Sidén’s projects scrutinize the raw material of the physical world, often mimicking or reworking experiences into a re-created reality. Exposing the hierarchies of social structures—whether riding horseback through fenced land, studying power relations behind-the-scenes at a hotel, or unveiling prostitution in a post-communist Czech Republic border town—Sidén makes visual the conflict between instinct and intellect. By discovering and revealing the mundane within these environments, which are often unfamiliar or inaccessible to the viewer, the audience is implicated in Sidén’s voyeuristic endeavors, venturing between what is real and what might instead be mere suggestion or associated reality.
For her ArtPace residency, Sidén with her husband, Paul Giangrossi—who will assist by structuring and mapping out the daily route—journeys through the vast Texas landscape toward the institution that proved existence of (spatial) expansion beyond the confines of the Earth’s atmosphere. In a performance that references the character and image of Texas, the expansion of the American west, and ultimately the universe, the artist travels from San Antonio to the Lyndon B. Johnson Space Center in Houston on an indigenous horse—the Appaloosa. Sidén’s project appropriates a romanticized vision of American culture, referencing her own childhood memories:
“It is said that horses only see in black and white, they view a wide panorama with a different picture on each side. My first conscious image or understanding of America was through the ‘Westerns’ I saw on TV. In the 60s in Sweden, these programs were screened in black and white. I remember watching while the shows were interrupted and noise-ridden voices were transcribed into white subtitles, talking about the small step for an astronaut and the giant leap for mankind.”
Imitating the horse’s dual-panning vision, Sidén’s residency project joins these two nostalgic representations (Wild West meets Apollo 13) into one.

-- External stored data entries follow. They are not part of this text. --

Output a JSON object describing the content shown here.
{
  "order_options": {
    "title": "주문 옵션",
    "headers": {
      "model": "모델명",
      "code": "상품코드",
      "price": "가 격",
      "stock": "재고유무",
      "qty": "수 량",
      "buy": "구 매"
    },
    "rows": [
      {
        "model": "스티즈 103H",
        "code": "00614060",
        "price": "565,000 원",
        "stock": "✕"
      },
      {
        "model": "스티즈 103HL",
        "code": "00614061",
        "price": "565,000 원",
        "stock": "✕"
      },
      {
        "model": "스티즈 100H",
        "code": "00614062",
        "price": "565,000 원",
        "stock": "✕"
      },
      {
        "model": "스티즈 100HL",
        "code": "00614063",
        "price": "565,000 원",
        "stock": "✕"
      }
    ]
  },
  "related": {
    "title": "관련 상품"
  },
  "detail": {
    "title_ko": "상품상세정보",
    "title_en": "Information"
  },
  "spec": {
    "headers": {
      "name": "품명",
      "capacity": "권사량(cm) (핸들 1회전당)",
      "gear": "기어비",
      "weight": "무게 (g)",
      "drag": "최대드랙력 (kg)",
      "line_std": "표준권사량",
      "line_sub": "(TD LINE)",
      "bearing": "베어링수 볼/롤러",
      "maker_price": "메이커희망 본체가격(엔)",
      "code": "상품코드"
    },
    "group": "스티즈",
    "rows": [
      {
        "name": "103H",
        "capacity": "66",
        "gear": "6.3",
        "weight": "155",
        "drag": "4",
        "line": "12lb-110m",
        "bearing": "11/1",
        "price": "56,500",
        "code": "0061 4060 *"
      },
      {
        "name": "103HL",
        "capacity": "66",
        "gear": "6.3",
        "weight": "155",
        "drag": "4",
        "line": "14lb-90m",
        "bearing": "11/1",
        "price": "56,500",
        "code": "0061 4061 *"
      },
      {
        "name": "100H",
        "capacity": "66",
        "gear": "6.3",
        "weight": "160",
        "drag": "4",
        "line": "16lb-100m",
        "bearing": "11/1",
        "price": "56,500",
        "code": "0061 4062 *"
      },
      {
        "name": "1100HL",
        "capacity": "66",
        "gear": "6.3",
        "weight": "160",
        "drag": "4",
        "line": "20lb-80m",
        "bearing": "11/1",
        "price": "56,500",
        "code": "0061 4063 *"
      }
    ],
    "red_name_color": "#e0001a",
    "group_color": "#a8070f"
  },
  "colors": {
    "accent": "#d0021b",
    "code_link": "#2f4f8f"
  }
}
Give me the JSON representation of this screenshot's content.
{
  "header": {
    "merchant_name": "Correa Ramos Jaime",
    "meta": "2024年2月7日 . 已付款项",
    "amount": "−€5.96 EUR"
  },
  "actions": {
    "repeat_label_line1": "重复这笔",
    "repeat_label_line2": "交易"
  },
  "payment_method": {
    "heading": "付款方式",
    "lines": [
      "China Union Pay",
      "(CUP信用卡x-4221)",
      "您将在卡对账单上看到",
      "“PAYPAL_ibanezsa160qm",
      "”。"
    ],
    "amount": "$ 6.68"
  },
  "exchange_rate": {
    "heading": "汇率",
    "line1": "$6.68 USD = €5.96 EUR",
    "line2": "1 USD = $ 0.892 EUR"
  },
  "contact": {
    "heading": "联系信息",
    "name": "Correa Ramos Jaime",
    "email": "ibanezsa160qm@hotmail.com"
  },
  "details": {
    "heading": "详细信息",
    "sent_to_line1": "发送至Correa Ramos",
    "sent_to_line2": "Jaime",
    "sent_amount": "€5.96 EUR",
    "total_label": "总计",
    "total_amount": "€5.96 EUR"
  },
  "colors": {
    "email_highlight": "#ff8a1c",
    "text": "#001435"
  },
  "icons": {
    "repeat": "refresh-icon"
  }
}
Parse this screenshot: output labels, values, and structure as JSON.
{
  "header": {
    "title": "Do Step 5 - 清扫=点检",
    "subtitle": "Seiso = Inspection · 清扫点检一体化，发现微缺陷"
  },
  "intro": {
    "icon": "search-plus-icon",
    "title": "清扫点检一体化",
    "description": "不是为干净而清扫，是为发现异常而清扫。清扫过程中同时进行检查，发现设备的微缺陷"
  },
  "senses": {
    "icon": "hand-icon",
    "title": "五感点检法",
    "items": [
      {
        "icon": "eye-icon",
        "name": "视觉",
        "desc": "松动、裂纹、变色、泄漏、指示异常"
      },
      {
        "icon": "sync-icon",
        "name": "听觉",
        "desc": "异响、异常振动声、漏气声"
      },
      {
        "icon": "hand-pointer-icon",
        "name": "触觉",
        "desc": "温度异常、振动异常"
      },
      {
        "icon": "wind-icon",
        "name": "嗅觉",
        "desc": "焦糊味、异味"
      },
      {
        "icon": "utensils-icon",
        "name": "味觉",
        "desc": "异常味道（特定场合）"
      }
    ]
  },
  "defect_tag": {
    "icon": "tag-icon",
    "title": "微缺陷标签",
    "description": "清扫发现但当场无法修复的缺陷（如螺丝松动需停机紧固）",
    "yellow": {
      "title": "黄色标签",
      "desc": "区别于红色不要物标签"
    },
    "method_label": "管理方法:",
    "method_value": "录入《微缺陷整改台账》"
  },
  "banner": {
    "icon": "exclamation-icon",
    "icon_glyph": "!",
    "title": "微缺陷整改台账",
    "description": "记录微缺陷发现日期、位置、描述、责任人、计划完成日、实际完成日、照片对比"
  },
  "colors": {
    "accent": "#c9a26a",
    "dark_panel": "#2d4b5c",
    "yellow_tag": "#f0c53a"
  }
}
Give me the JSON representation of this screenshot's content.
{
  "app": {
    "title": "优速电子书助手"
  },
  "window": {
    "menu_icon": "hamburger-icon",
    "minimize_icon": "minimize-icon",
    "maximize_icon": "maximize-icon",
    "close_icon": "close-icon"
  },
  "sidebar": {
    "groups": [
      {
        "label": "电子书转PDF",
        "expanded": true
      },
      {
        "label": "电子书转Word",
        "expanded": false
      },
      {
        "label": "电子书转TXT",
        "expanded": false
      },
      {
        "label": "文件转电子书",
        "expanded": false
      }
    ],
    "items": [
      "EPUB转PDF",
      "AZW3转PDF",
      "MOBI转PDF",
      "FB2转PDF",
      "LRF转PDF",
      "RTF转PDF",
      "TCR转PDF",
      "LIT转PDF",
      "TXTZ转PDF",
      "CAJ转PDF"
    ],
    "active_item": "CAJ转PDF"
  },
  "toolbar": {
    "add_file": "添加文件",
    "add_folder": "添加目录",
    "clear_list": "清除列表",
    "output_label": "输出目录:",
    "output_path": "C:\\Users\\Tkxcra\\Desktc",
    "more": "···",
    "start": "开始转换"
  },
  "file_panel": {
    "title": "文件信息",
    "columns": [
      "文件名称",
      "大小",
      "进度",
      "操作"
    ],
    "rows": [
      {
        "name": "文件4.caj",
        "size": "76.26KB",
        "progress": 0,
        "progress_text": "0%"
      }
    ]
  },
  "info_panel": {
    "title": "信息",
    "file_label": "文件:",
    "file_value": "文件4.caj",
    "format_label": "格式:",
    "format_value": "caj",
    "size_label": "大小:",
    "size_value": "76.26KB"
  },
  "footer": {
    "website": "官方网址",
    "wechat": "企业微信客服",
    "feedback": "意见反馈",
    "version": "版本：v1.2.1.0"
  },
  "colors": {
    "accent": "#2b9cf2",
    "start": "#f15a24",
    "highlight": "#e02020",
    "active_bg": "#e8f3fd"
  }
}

In the gallery space, Sidén articulates the experience of her travels on the rustic terrain of the American southwest and its juxtaposition with NASA, a symbol of the next frontier, with life-size photographs of the start and finish of her voyage. Akin to her larger body of work, this performance penetrates our understanding of public and private. As Sidén explores the shoulders of country roads and highways, less used since the advent of the interstate, she discovers the infrastructures that exist on the open road. The artist becomes dependent on this self-contained microcosm of rural thoroughfare—postal workers, ranchers, county sheriffs—and the systems of communication between people who travel the routes every day. On horseback, Sidén faces obstacles and restrictions otherwise considered amenities: property lines, trucks, and other evidence of modern-day civilization. Riding through small agricultural communities and eventually entering the cosmopolitan area of Houston, Sidén observes that the once open land is now securely enclosed within fences in contrast to the unbounded frontier of space. Sidén’s horseback trek utilizes an obsolete form of transportation to make a pilgrimage to the site where the future of travel has the potential to evolve.